A l’aube, Nina avait commencé à se sentir un peu mieux, elle gémissait moins régulièrement, la fièvre était un peu retombée, et les traces violettes autour de la plaie s’en étaient allées. Ce n’était pas fini pour autant mais cela signifiait probablement que la malade était en passe de vaincre le mal qui la rongeait.
Reno avait des obligations à remplir en ce jour, il s’était excusé. Odile l’avait remerciée chaleureusement.
- Laisse-moi une clé, je viendrai quand même ce soir pour vérifier que tout va bien, si j’ai le temps. J’veux dire, pendant que tu seras à ton service. Enfin… sauf si elle va beaucoup mieux d’ici là et qu’elle peut aller bosser !
-J’ai de sérieux doutes là-dessus mais… tu ferais ça ?
Elle fit une moue inquiète, l’idée d’arriver ce soir sans Nina ne la rassurait à vrai dire pas du tout, mais cela semblait l’hypothèse la plus probable désormais. Il secoua son épaule en guise de réconfort et d’encouragement.
-T’inquiète pas, ça va aller ! Puis si jamais ça va pas, bah t’appelles.
-Je… je ne pense pas que tu serais autorisé à débarquer et mettre la mission en péril pour me sauver. Je doute qu’il soit d’accord.
-Bah ! Va savoir !
C’est vrai, que se passait-il dans la tête de Rufus Shinra lorsqu’il devait prendre une décision de ce type ? Elle aurait bien aimé le savoir.
Il était donc parti et le reste de la journée s’était déroulé assez sereinement, elle avait enfin réussi à dormir quelques heures de suite. En fin d’après-midi, elle s’était préparée pour son service, avait vérifié la chambre et son sans-coeur, une dernière fois, puis s’en était allée.
Une boule était née dans sa gorge alors qu’elle glissait le pass dans la porte de l’appartement de Pavani. Comme l’autre fois, elle était entrée, avait salué les hommes de main, puis était entrée dans le salon, prête à préparer la soirée. Alors, quelle ne fût pas sa surprise quand elle découvrit le maître des lieux installés dans son canapé. A cette heure-ci, il n’était pas là habituellement à ce qu’on lui avait dit.
-Bonsoir Monsieur.
Il n’avait pas prêté attention à son arrivée dans un premier temps, il semblait préoccupé, fixant un élément du décors insignifiant.
-Oh. Elise. Oui, bonsoir.
-Désirez-vous quelque chose à boire ?
Elle espérait pouvoir gagner sa clémence en l’alcoolisant légèrement mais il se concentra subitement sur la jeune femme, l’ai surpris.
-Votre soeur. Elle n’est pas là ?
Ah. Elle se tordit les doigts dans le dos.
-Oui… Je suis vraiment désolée mais, elle est indisposée.
-Indisposée ?
-Malade ? Si vous préférez.
Il soupira, manifestement contrarié.
-Rassurez-moi, Mademoiselle.
C’était la première fois qu’il l’appelait autrement que par son prénom d’emprunt.
-Savez-vous que c’est une chance que je vous offre ici, à votre soeur et à vous de travailler ici ?
-Oui, oui bien sûr monsieur. Je vous assure qu’elle n’est pas malade habituellement… C’est vraiment… la faute à pas d’…
-Oui oui. Mais qu’importe. Il est important pour moi de vérifier les limites de votre motivation. Si vous n’êtes pas capables d’assumer vos fonctions, je…

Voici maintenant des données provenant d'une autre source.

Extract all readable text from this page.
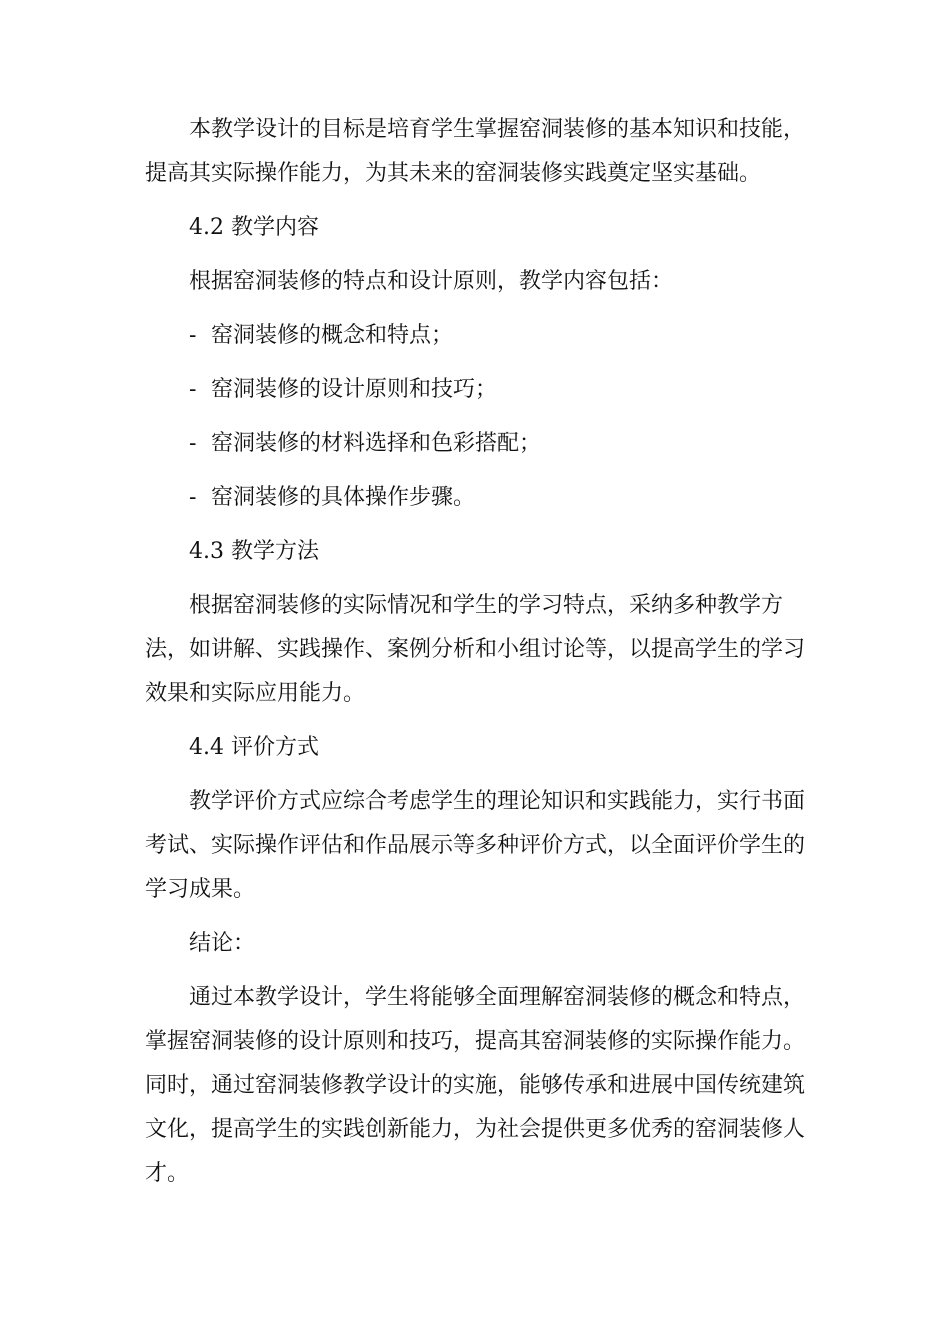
本教学设计的目标是培育学生掌握窑洞装修的基本知识和技能，提高其实际操作能力，为其未来的窑洞装修实践奠定坚实基础。

4.2 教学内容

根据窑洞装修的特点和设计原则，教学内容包括：

- 窑洞装修的概念和特点；
- 窑洞装修的设计原则和技巧；
- 窑洞装修的材料选择和色彩搭配；
- 窑洞装修的具体操作步骤。
4.3 教学方法

根据窑洞装修的实际情况和学生的学习特点，采纳多种教学方法，如讲解、实践操作、案例分析和小组讨论等，以提高学生的学习效果和实际应用能力。

4.4 评价方式

教学评价方式应综合考虑学生的理论知识和实践能力，实行书面考试、实际操作评估和作品展示等多种评价方式，以全面评价学生的学习成果。

结论：

通过本教学设计，学生将能够全面理解窑洞装修的概念和特点，掌握窑洞装修的设计原则和技巧，提高其窑洞装修的实际操作能力。同时，通过窑洞装修教学设计的实施，能够传承和进展中国传统建筑文化，提高学生的实践创新能力，为社会提供更多优秀的窑洞装修人才。
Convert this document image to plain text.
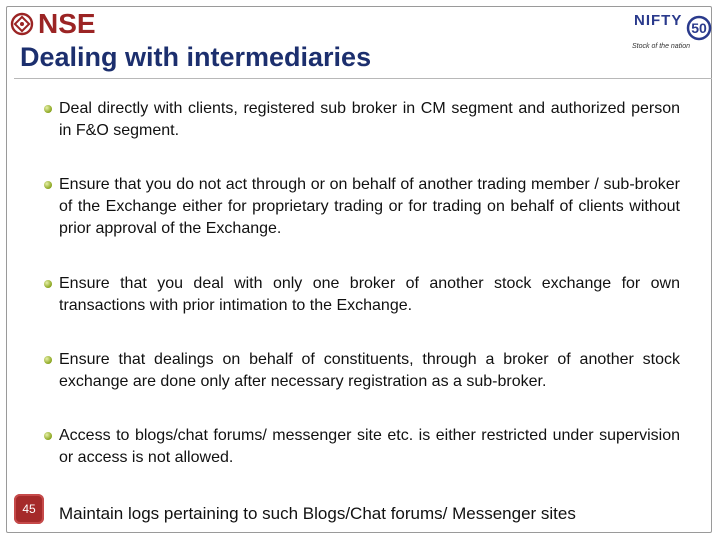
NSE
Dealing with intermediaries
NIFTY 50
Stock of the nation
Deal directly with clients, registered sub broker in CM segment and authorized person in F&O segment.
Ensure that you do not act through or on behalf of another trading member / sub-broker of the Exchange either for proprietary trading or for trading on behalf of clients without prior approval of the Exchange.
Ensure that you deal with only one broker of another stock exchange for own transactions with prior intimation to the Exchange.
Ensure that dealings on behalf of constituents, through a broker of another stock exchange are done only after necessary registration as a sub-broker.
Access to blogs/chat forums/ messenger site etc. is either restricted under supervision or access is not allowed.
45	Maintain logs pertaining to such Blogs/Chat forums/ Messenger sites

-Monsieur, je vous assure que cela ne se reproduira pas.
Elle avait en réalité horreur de se plier ainsi aux petites exigences tyranniques et ridicules d’un homme aussi repoussant en tout. Mais elle savait que si Nina se réveillait, découvrant qu’elle n’avait pas réussi à garder leurs places, cela se retournerait contre elle. Très injustement, mais oui.
-Bon, bon…
Il balaya le vent de sa main comme pour l’inviter à disposer. Elle se dirigea vers l’arrière cuisine pour récupérer les mange-debout mais fut arrêtée en chemin.
-A dire vrai, ce n’est pas bien grave. Dans votre malheur, vous avez eu de la chance.
-Monsieur ?
-Il est inutile de mettre les mange-debout, nous ne serons que trois ce soir. Moi et deux amis. Monsieur Trotta et un politicien, un certain… hm… Monsieur Jill.
-Très bien, monsieur.
-J’ai fait demander aux cuisines de nous faire monter de quoi manger ce soir, vous n’aurez qu’à faire le service.
En disant cela, il semblait toujours irrité. Peut-être était-ce en rapport avec la visite de ce Monsieur Trotta. Elle se souvenait fatalement de ce nom. Selon Nina, c’était lui qui était supposé faire légaliser la construction du Bloody Key. Il y avait fort à parier que la soirée serait instructive. Elle devait faire d’autant plus attention de ne pas sembler suspecte, tout en tendant l’oreille.
Quelques heures plus tard, elle servait l’apéritif aux trois hommes. A les observer, elle comprenait que Monsieur Jill connaissait très bien Trotta, mais moins Pavani qui, visiblement, l’impressionnait en dépit de son statut d’élu local. A se demander qui, dans ce monde, n’était pas effrayé par le propriétaire du Marques.
Les discussions au départ étaient plutôt triviales et superficielles. Pavani s’enquit des nouvelles de la famille de Trotta et demanda à en savoir plus sur celle de Jill, qualifiant le concept de famille d’élément primordial à une vie saine. Quel cliché de la part d’un homme avec aussi peu de vertu.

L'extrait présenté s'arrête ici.